For financial assets carried at cost less impairment, the impairment loss is the difference between the asset’s carrying amount and the best estimate of the amount that would be received for the asset if it were to be sold at the reporting date.

Where indicators exist for a decrease in impairment loss, and the decrease can be related objectively to an event occurring after the impairment was recognised, the prior impairment loss is tested to determine reversal. An impairment loss is reversed on an individual impaired financial asset to the extent that the revised recoverable value does not lead to a revised carrying amount higher than the carrying value had no impairment been recognised.

2. Employees

2025 2024
Number Number
Monthly average number of persons employed by the Company during the year, including directors 2 1

3. Intangible assets

Development costs Total
£ £
Cost
At 01 April 2024 1,725,460 1,725,460
Additions 761,685 761,685
At 31 March 2025 2,487,145 2,487,145
Accumulated amortisation
At 01 April 2024 764,914 764,914
Charge for the financial year 234,622 234,622
At 31 March 2025 999,536 999,536
Net book value
At 31 March 2025 1,487,609 1,487,609
At 31 March 2024 960,546 960,546

4. Debtors

2025 2024
£ £
Trade debtors 207,936 158,279
Other debtors 2,284 903
210,220 159,182

5. Creditors: amounts falling due within one year

2025 2024
£ £
Bank overdrafts 15,297 16,850
Trade creditors 55,357 65,175
Amounts owed to Group undertakings 21,224 42,855
Taxation and social security 16,128 15,162
Other creditors 55,592 42,654
163,598 182,696

6. Creditors: amounts falling due after more than one year

2025 2024
£ £
Bank loans 19,618 31,392

There are no amounts included above in respect of which any security has been given by the small entity.

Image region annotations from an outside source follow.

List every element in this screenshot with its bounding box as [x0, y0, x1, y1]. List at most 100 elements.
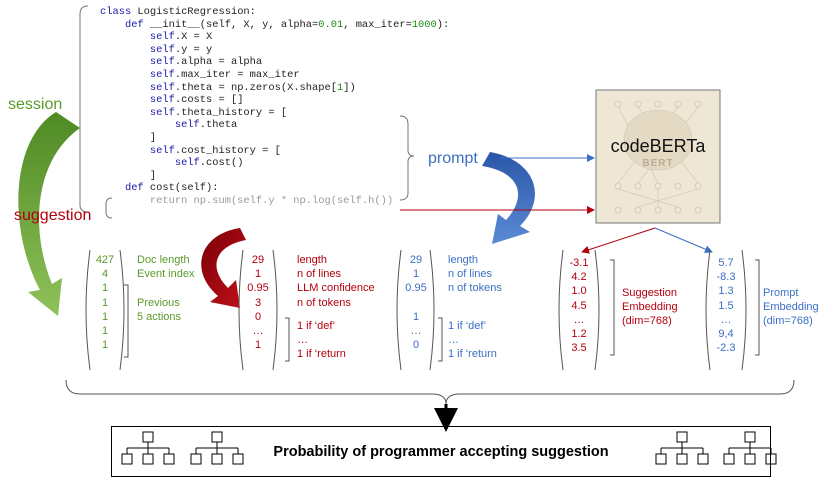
- feature-label: 1 if ‘return: [448, 348, 497, 361]
- model-name: codeBERTa: [610, 136, 706, 156]
- code-line: self.alpha = alpha: [149, 56, 263, 69]
- vector-value: 0.95: [247, 282, 269, 295]
- vector-value: 0.95: [405, 282, 427, 295]
- feature-label: n of lines: [297, 268, 342, 281]
- code-line: return np.sum(self.y * np.log(self.h()): [100, 194, 394, 207]
- feature-label: (dim=768): [763, 315, 813, 328]
- prompt-bracket: [399, 115, 415, 201]
- vector-value: 29: [251, 254, 265, 266]
- code-bracket: [79, 5, 89, 213]
- vector-value: …: [410, 324, 422, 337]
- feature-label: length: [448, 254, 478, 266]
- model-watermark: BERT: [642, 158, 674, 169]
- model-to-sugg-emb-line: [581, 227, 656, 254]
- vector-value: 0: [254, 310, 262, 323]
- vector-value: -2.3: [716, 342, 736, 355]
- vector-value: 1: [101, 324, 109, 337]
- vector-value: 1.5: [718, 299, 734, 312]
- feature-label: Doc length: [137, 254, 190, 266]
- feature-label: 1 if ‘return: [297, 348, 346, 361]
- feature-label: …: [297, 334, 308, 347]
- prompt-bin-desc: 1 if ‘def’ …1 if ‘return: [448, 319, 497, 362]
- vector-value: 4.2: [571, 271, 587, 284]
- feature-label: 1 if ‘def’: [448, 320, 487, 332]
- feature-label: 1 if ‘def’: [297, 320, 336, 332]
- vector-value: 1: [412, 268, 420, 281]
- feature-label: Embedding: [622, 301, 678, 314]
- vector-value: 0: [412, 339, 420, 352]
- session-arrow: [18, 112, 80, 316]
- vector-value: 3: [254, 296, 262, 309]
- probability-label: Probability of programmer accepting sugg…: [273, 444, 609, 460]
- vector-value: …: [252, 324, 264, 337]
- vector-value: -8.3: [716, 271, 736, 284]
- vector-value: 9,4: [718, 327, 734, 340]
- suggestion-label: suggestion: [14, 207, 92, 224]
- vector-value: 4.5: [571, 299, 587, 312]
- vector-value: 1: [412, 310, 420, 323]
- code-line: self.theta: [174, 119, 238, 132]
- suggestion-bracket: [105, 197, 113, 219]
- feature-label: length: [297, 254, 327, 266]
- feature-label: n of tokens: [448, 282, 502, 295]
- tree-icon: [121, 431, 175, 465]
- feature-label: …: [448, 334, 459, 347]
- vector-brackets: [85, 249, 747, 371]
- classifier-box: Probability of programmer accepting sugg…: [111, 426, 771, 477]
- code-line: def __init__(self, X, y, alpha=0.01, max…: [124, 18, 450, 31]
- tree-icon: [190, 431, 244, 465]
- vector-value: 1: [101, 296, 109, 309]
- feature-label: LLM confidence: [297, 282, 375, 295]
- code-line: def cost(self):: [124, 182, 219, 195]
- vector-value: 1.2: [571, 327, 587, 340]
- code-line: self.costs = []: [149, 94, 244, 107]
- vector-value: 5.7: [718, 257, 734, 269]
- feature-label: Prompt: [763, 287, 799, 299]
- vector-value: 4: [101, 268, 109, 281]
- model-to-prompt-emb-line: [654, 227, 713, 253]
- bottom-brace: [65, 379, 795, 405]
- feature-label: Suggestion: [622, 287, 678, 299]
- vector-value: …: [573, 313, 585, 326]
- code-line: self.cost(): [174, 157, 244, 170]
- vector-value: 1: [101, 310, 109, 323]
- vector-value: 1: [101, 282, 109, 295]
- feature-label: n of lines: [448, 268, 493, 281]
- code-line: self.cost_history = [: [149, 144, 281, 157]
- prompt-label: prompt: [428, 150, 478, 167]
- code-line: ]: [100, 131, 157, 144]
- code-line: self.X = X: [149, 31, 213, 44]
- vector-value: 427: [95, 254, 115, 266]
- vector-value: 3.5: [571, 342, 587, 355]
- feature-label: Embedding: [763, 301, 819, 314]
- vector-value: [397, 296, 435, 310]
- prompt-arrow: [482, 152, 535, 244]
- feature-label: Event index: [137, 268, 195, 281]
- vector-value: 1: [254, 339, 262, 352]
- vector-value: 1.0: [571, 285, 587, 298]
- vector-value: …: [720, 313, 732, 326]
- tree-icon: [655, 431, 709, 465]
- session-label: session: [8, 96, 63, 113]
- feature-label: (dim=768): [622, 315, 672, 328]
- vector-value: 1: [101, 339, 109, 352]
- feature-label: n of tokens: [297, 296, 351, 309]
- suggestion-arrow: [201, 228, 246, 308]
- feature-label: 5 actions: [137, 311, 182, 324]
- code-line: self.theta_history = [: [149, 106, 288, 119]
- suggestion-bin-desc: 1 if ‘def’ …1 if ‘return: [297, 319, 346, 362]
- vector-value: 1.3: [718, 285, 734, 298]
- tree-icon: [723, 431, 777, 465]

7. Called-up share capital

2025 2024
£ £
Allotted, called-up and fully-paid
2,000,000 Ordinary shares of £ 1.00 each (2024: 1,400,000 shares of £ 1.00 each) 2,000,000 1,400,000

During the year an additional 600,000 shares were issued at a value of £1.00 each.

8. Related party transactions

At the year-end, the company was owed £22,224 (2024 - £42,855) to Daiichi Display, a company under common control, in respect of an interest free loan which is repayable on demand.